Hasta yaklaşık kanser niçiniyle üç yıl evvel CAR T hücre tedavisi görmüştü. Bu tedavide genetiğiyle oynanan yapay T-hücre reseptörlerini taşıyan hücreler hastalara uygulanıyor.
CAR T tedavisi bu hastada muvaffakiyetle sonuçlanmıştı. Lakin bedende antikor üreten B hücrelerinin birçoklarını tüketerek bağışıklık sistemini de zayıflatmıştı.
EN UZUN HADİSE
ABD’de daha evvel bir lösemi hastasının koronavirüsü 70 gün boyunca bulaştırabildiği olay örnekleri de kayda geçmişti. Fakat bunun şimdiye dek kayda geçen en uzun olay olduğu belirtiliyor.
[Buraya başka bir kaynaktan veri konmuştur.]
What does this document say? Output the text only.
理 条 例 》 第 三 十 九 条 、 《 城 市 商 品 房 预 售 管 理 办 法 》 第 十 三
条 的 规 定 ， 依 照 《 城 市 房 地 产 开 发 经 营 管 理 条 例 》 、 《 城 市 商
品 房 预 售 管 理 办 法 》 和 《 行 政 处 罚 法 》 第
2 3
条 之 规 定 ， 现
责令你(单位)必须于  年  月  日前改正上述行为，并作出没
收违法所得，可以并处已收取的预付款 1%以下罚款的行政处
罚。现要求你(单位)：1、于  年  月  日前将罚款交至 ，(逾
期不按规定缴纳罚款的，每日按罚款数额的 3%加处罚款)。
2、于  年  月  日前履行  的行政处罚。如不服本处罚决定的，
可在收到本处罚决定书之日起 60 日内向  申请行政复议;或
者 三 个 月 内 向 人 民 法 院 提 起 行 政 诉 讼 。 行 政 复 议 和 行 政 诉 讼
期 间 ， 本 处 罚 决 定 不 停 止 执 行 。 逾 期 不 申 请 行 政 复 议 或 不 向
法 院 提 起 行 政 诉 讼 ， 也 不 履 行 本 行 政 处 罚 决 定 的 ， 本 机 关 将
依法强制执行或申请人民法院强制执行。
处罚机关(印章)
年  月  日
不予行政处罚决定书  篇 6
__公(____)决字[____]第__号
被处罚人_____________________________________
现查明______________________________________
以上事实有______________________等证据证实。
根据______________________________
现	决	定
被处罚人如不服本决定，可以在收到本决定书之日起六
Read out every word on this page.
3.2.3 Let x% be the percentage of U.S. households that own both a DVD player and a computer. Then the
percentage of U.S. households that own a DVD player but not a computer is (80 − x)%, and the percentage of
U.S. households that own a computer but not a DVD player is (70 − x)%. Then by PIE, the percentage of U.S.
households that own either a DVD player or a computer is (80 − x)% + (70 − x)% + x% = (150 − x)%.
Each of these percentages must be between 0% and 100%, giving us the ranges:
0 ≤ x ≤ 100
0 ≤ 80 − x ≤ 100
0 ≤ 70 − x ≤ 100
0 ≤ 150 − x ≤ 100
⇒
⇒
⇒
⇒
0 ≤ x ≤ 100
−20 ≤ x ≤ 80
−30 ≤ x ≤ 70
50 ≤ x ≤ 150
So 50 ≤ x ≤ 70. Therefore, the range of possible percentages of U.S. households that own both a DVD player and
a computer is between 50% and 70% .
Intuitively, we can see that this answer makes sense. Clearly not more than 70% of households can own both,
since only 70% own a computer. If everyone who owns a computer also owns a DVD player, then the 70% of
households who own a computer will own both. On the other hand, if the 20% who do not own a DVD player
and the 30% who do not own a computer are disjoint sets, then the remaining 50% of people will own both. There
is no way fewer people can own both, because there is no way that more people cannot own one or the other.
çabucak hemen hakem onayından geçmeyen araştırmanın müellifi, moleküler virolog Elodie Ghedin, bağışıklık sisteminin zayıfladığı hastalardaki koronavirüs enfeksiyonların genetik açıdan oldukça bilgi verdiğini tabir etti.
Araştırmacılar, bu hastadan ve kronik enfeksiyondan mustarip başka olaylardan alınan örnekleri tahlil ederek virüsün nasıl evrildiğini tahlil edebilir.
Hakikaten kelam konusu hastadan örneklenen koronavirüste, iki genetik delesyon (genomun kimi modüllerini silen mutasyonlar) tespit etti. Üstelik bunlardan biri, virüsün hücreyi istila ederken kullandığı sivri uçlu proteinini kodlayan genlerde meydana gelmişti.
Kronik enfeksiyonlar az görülse de yeni varyantların ortaya çıkmasına niye olabilir.
Uzmanlara göre virüsün zayıf bağışıklık sistemine sahip bir bedende gelişmek için daha fazla vakit ve alan bulma imkanı oluyor.
Ghedin, bu cins olayların “virüsün genetik alanı nasıl keşfettiğinin görülmesi için bir pencere açtığını” söz ediyor.